A majority of the population belonged to this category. This class lived a life of poverty. They had a few clothes. They lived in thatched mud houses. This class comprised artisans, attendants, cultivators, labourers, peasants, small traders and shop-keepers, etc. There were slaves also. There was a glaring inequality in the lives of other classes and the common people. The peasants lived virtually at the mercy of the mansabdars and jagirdars. They were worst hit during famines.

Position of women:

Although the general condition of women was not good, there were several capable and enterprising women like Nur Jahan, Mumtaz Mahal, Jahanara, Roshanara, Rani Karnavati, Rani Durgavati, Rani Rupmati, Chand Bibi, Jijabai and Tarabai. But all these ladies belonged to the higher strata of society. In general women suffered from all sorts of handicaps.

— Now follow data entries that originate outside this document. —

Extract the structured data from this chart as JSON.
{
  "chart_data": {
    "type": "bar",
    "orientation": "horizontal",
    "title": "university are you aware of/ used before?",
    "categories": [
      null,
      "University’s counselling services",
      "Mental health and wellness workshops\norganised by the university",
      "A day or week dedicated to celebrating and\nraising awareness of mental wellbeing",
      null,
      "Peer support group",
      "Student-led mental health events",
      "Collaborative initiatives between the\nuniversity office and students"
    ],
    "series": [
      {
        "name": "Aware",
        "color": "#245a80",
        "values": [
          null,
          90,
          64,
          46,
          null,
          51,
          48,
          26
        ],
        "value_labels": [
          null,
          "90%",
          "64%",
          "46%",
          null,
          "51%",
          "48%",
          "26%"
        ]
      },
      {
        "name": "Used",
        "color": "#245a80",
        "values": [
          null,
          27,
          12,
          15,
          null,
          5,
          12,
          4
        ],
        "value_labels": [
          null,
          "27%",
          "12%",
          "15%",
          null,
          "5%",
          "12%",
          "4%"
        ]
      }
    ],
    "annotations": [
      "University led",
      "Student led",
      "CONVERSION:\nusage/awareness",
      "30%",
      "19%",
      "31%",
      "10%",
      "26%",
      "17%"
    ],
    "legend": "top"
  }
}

Polygamy was very common among the Muslims. Talaq or divorce was also very common and men could get it very easily. There was no talaq among the Hindus.

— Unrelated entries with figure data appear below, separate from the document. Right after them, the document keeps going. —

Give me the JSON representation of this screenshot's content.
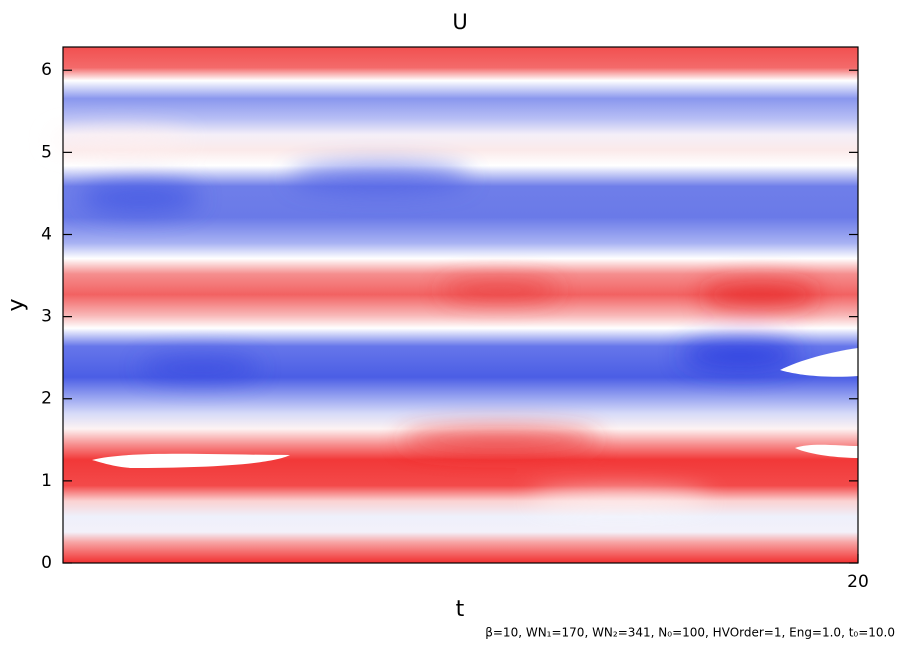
{
  "chart_data": {
    "type": "heatmap",
    "title": "U",
    "x_label": "t",
    "y_label": "y",
    "xlim": [
      0,
      20
    ],
    "xticks": [
      20
    ],
    "ylim": [
      0,
      6.283
    ],
    "yticks": [
      0,
      1,
      2,
      3,
      4,
      5,
      6
    ],
    "note": "β=10, WN₁=170, WN₂=341, N₀=100, HVOrder=1, Eng=1.0, t₀=10.0"
  }
}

Sati was common among the Hindu women.

The emperors, the nobles and the rich people had reduced the position of women to articles of pleasure. They kept a large number of wives, concubines and slave girls in their harems.

The Muslim women had to observe purdah.

Social evils:

Sati was common among the Hindus. Child marriage was also prevalent. Purda system was in vogue. Untouchability was practiced on a large scale.

Dress, food habits and ornaments etc.:

Important changes took place in dress, food habits and ornaments etc. People of upper and middle classes both among the Hindus and Muslims wore Qahaf – a long coat coming down to the knees and tight trousers. The common man among the Hindus used Dhoti and the Muslims Kurta and Pajama. Both the Hindus and the Muslims wore turbans though their styles differed.

Men, both Hindus and Muslims used Shawls. Hindu ladies wore Dhoti and Angiya and the Muslim ladies ‘Pajama, Ghagra’, ‘Jacket’ dupata etc. Only rich people could afford to wear shoes or chappals.

While the Hindus were mostly vegetarians, the Muslims were generally non-vegetarians. Milk formed an important part of diet in the villages.

Several sections of population used wine, opium and tobacco as intoxicants.

Amusements and sports:

Hunting, animal fighting, wrestling, pigeon- flying, were important sources of amusements and sports. Cock-fightings, bull-fightings and ram-fightings were also very common. Chess and chauper were also played.


The performance of singers and dancers and Mushaira were also very popular.

Summing up:

Like all societies including the present one, there were several inequalities. The majority of the people lived very poorly. The workmen received low wages. The lofty buildings of the Mughals concealed the hardship of the workmen. They were also forced to work for higher classes without any remuneration.

They lived on poor food and took one meal a day sometimes consisting of Khichri made of green pulse mixed with coarse rice. In the period of the Mughals, the people of upper classes were the only beneficiaries while the common people toiled and mostly remained on mere existence level.